Ma cosa c'entrano le indagini? Se è vero quello che voi grillastri affermate, cioè che devono governare coloro che sono eletti dai cittadini, e non chi è nominato dall'alto, si rende conto che chiedere a Siri di dimettersi significa dare di fatto il potere esecutivo, oltre a quello giudiziario, ai magistrati? Se è sufficiente avviare un'indagine per provocare le dimissioni di un politico, a qualsiasi livello, il potere della magistratura diventa assoluto! E le ricordo che nessun magistrato è mai stato eletto dai cittadini... almeno in Italia.

Ritratto di wilegio

wilegio

Ven, 19/04/2019 - 12:57

Matteo Salvini, e con lui tutti gli svariati MILIONI di Italiani che chiedono alla raggi di dimettersi, non lo fanno certo per più o meno pilotate inchieste giudiziarie, ma solo per il fatto che questa donna sta governando MALISSIMO il comune di Roma! Non c'è un solo atto positivo che abbia compiuto da quando è in carica. Le finanze del comune vanno a rotoli (e noi Italiani dobbiamo accollarci i debiti), la sporcizia si accumula (e noi Italiani dobbiamo prenderci le schifezze di Roma, come non ne avessimo abbastanza delle nostre), i trasporti sono in condizioni pietose ecc.ecc. Si deve dimettere perché INCAPACE, non perché INQUISITA! Ci vogliamo capire o no?

antoniopochesci

Ven, 19/04/2019 - 13:23

Il problema non è se è indagata ma se ha detto quelle parole che sono state registrate. Infatti un'azione può non essere penalmente rilevante ma politicamente ed eticamente scorretta.
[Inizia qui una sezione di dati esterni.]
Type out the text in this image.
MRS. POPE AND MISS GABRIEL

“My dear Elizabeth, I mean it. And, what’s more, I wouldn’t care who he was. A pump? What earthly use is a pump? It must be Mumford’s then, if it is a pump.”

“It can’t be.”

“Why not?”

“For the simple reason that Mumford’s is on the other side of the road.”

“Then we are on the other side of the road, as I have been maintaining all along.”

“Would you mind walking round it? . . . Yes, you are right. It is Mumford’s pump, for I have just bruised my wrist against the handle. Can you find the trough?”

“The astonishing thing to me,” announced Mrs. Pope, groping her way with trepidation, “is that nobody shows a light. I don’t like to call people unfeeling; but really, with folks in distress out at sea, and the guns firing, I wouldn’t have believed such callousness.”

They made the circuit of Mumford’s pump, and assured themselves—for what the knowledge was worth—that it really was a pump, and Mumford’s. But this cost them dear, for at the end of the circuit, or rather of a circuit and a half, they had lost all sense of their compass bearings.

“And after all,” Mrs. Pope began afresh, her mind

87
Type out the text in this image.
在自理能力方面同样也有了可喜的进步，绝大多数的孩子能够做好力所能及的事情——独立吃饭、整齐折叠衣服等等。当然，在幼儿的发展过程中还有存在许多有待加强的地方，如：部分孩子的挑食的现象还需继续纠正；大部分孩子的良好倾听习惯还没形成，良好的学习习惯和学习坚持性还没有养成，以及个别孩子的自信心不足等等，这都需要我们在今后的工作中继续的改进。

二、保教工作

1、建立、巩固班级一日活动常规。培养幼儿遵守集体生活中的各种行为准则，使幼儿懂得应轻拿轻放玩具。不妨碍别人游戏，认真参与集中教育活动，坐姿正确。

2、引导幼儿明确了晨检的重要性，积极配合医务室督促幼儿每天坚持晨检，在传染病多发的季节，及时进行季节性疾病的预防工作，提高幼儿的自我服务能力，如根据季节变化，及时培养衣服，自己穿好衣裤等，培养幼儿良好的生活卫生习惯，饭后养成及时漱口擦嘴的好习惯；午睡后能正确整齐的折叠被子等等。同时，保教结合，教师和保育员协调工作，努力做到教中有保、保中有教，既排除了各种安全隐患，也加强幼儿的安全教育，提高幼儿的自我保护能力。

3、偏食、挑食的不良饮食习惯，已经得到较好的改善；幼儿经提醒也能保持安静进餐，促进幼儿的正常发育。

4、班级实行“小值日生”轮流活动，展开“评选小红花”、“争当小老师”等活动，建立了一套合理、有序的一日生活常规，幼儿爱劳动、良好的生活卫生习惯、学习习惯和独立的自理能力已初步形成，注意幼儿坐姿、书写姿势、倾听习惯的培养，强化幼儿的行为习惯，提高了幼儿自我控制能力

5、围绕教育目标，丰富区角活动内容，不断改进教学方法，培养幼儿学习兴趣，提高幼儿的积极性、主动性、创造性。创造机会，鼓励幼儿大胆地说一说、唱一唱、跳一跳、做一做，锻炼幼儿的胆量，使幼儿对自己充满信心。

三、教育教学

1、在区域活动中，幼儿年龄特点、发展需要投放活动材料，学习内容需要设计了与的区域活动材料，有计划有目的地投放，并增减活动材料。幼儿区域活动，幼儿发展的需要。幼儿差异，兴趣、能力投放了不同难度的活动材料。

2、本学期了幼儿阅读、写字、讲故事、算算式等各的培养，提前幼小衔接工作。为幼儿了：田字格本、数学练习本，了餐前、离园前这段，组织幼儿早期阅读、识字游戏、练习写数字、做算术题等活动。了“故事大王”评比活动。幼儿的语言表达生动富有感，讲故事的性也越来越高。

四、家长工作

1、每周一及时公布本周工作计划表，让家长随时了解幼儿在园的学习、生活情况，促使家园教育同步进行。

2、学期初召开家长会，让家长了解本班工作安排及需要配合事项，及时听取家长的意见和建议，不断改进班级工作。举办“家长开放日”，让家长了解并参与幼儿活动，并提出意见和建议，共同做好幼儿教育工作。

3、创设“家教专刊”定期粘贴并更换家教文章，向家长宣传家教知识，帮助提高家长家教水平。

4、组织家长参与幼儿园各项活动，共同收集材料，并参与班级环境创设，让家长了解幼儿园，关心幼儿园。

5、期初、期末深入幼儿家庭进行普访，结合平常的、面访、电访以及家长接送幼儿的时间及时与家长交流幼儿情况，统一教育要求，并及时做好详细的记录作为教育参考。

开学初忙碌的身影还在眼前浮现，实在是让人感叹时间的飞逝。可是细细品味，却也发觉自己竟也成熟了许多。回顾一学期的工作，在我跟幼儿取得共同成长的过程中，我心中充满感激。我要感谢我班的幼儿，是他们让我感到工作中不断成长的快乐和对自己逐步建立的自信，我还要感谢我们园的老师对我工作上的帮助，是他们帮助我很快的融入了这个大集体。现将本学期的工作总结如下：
Un esempio: se un disperato ruba un pacco di pasta, per la legge è perseguibile, ma chi se la sentirebbe di condannarlo moralmente? All'inverso non è penalmente perseguibile anche se moralmente censurabile chi intasca i vitalizi. E te credo: sono stati escogitati tutti pro domo sua con i crismi delle leggi ad hoc.

Ritratto di C.Piasenza

C.Piasenza

Ven, 19/04/2019 - 14:01

Chiunque abbia un minimo di dimestichezza con la legislazione societaria italiana sa che : 1 ) soltanto gli amministratori sono responsabili civilmente e penalmente della formulazione del bilancio 2) i soci possono approvare o no il bilancio in assemblea, senza potere interferire preventivamente sui relativi contenuti. Tutto il resto è aria fritta. La Raggi che dice " tu devi cambiare ... senza spiegazioni... perché te lo dico io... come socio di maggioranza... " non soltanto dimostra di essere diversamente onesta , ma soprattutto un'ignorante . Ma non faceva, nella vita precedente , l'avvocato ? Ecco un bell'esempio di ciò che producono gli atenei italiani....

Ritratto di a-tifoso

a-tifoso

Ven, 19/04/2019 - 14:56

Cara Lomba', sappiamo tutti che ti rode tanto la Raggi, e direi giustamente. Se non fosse stata una Snidaca inesperta avresti preso la Regione Lazio facile, invece hai fatto flop, non per colpa tua. La fortuna non bussa 2 volte alla porta, e ti e' passato il momento di gloria (in realta' quello dei grillini). Insomma, non hai futuro, ne tu ne i grillini.